Il "Blue Whale" e la pigrizia delle famiglie

Il "Blue Whale" e la pigrizia delle famiglie

«Blue Whale», la sfida social tra adolescenti che consisterebbe nell'affrontare prove pericolose, di cui l'ultima fatale, sta creando una psicosi collettiva tra i genitori. I ragazzini che aderirebbero al gioco mortale, e sono segnalati al Tribunale per i minori, sono sospettati dai genitori come fossero estranei da cui è possibile aspettarsi qualsiasi comportamento. Dei figli non conoscono le abitudini, lo stato d'animo e nemmeno il temperamento. È possibile non accorgersi neanche durante la colazione che un figlio ha le mani incise e tagliate con la lametta? È possibile non sentire che ogni notte alle quattro invece di dormire ascolta musica psichedelica perché qualcuno lo plagia via web? È possibile se si vive nella stessa casa come fosse un albergo, senza conoscersi come capita ai suoi occasionali frequentatori.

Se un adolescente si ferisce ripetutamente e prova, come prescrive il gioco, ad abituarsi all'idea della morte sedendosi sui binari del treno, vive in uno stato di angoscia profonda. Soltanto un individuo atarassico partecipando al «Blue Whale» riuscirebbe a conservare uno stato d'imperturbabilità, perché la sua malattia ha reciso i legami emotivi con l'ambiente che lo circonda e questo accade soltanto in certe affezioni psichiatriche gravi come la schizofrenia. Oppure questi genitori immaginano che uno sconvolgimento emotivo di questa entità possa avvenire a loro insaputa. Una fantasia che testimonia l'accidia che caratterizza molti rapporti familiari. Relazioni inconsistenti in cui i protagonisti sono indifferenti l'un l'altro, attratti dal cellulare e dalla tv più che dalla condivisione di gioie e dolori. Un posto d'onore nella quarta cornice del purgatorio dantesco, quella degli accidiosi, va al marito di Valentina Ventura. La donna avrebbe nascosto al marito nove mesi di gravidanza, avrebbe partorito il bambino nel bagno mentre lui, ignaro, era nella stanza da letto. Avrebbe lanciato il neonato dal balcone senza che lui, nel tran tran quotidiano, si rendesse conto di nulla.

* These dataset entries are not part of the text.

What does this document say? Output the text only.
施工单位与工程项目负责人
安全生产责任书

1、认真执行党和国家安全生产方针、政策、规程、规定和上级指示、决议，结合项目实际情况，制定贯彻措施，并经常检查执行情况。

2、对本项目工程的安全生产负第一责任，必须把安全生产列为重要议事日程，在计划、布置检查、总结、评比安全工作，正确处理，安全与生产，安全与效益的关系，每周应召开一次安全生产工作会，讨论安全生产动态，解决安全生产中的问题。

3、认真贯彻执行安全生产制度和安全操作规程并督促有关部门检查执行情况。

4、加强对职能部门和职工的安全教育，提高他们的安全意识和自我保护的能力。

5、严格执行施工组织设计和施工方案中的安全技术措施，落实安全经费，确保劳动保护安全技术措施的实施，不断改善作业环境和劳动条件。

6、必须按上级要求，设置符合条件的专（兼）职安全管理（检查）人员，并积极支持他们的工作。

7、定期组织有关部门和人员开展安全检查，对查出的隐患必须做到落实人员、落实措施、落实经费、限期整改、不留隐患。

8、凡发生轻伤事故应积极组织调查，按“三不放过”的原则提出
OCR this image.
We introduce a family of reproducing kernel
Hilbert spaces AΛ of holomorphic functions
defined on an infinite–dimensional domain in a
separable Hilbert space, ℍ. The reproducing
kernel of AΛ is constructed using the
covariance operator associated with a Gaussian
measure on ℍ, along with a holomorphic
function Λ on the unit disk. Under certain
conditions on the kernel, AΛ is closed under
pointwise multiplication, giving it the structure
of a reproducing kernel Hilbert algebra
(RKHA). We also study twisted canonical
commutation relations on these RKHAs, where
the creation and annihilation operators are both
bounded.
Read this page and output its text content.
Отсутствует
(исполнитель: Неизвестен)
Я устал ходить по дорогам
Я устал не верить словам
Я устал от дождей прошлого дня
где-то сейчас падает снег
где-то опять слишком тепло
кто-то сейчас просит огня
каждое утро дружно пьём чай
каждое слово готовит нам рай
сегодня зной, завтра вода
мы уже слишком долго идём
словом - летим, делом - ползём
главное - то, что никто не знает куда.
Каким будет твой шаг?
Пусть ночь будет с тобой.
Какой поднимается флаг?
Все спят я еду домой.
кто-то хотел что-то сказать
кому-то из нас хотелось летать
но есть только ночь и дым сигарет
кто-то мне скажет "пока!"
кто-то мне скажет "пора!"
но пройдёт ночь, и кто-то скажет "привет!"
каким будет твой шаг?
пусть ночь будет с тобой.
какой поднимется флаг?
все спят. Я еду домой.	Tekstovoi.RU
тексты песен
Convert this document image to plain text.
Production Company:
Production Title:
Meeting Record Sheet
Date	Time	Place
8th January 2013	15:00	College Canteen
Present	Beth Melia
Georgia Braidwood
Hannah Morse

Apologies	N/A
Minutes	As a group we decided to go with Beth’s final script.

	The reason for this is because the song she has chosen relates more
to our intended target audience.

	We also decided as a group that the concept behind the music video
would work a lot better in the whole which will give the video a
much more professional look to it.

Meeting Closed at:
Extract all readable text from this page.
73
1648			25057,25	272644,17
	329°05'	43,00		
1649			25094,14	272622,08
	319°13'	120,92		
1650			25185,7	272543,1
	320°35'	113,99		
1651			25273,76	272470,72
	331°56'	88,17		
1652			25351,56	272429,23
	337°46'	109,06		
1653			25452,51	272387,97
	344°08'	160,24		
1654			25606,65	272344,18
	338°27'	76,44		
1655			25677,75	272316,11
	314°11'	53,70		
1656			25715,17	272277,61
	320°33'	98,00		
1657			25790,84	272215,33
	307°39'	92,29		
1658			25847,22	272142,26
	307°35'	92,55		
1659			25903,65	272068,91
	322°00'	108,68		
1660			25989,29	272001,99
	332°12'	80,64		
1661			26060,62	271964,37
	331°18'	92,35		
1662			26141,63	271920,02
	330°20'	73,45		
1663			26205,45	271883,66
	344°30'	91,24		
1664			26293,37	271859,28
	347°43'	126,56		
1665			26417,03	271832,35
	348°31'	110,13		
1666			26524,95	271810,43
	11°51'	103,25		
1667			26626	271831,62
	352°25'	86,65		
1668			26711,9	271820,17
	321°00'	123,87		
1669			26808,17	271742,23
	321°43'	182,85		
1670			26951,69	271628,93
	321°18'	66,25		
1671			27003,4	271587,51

Il suo sguardo per nove mesi non si è mai posato su di lei, non ha notato le modificazioni evidenti del corpo e la difficoltà della donna nel sostenere quella tragica commedia. L'uomo ha raccontato agli inquirenti che la mattina del parto ha sentito soltanto un lieve miagolio provenire dal gabinetto, ma sostiene di aver pensato fosse quello di un gatto abbandonato.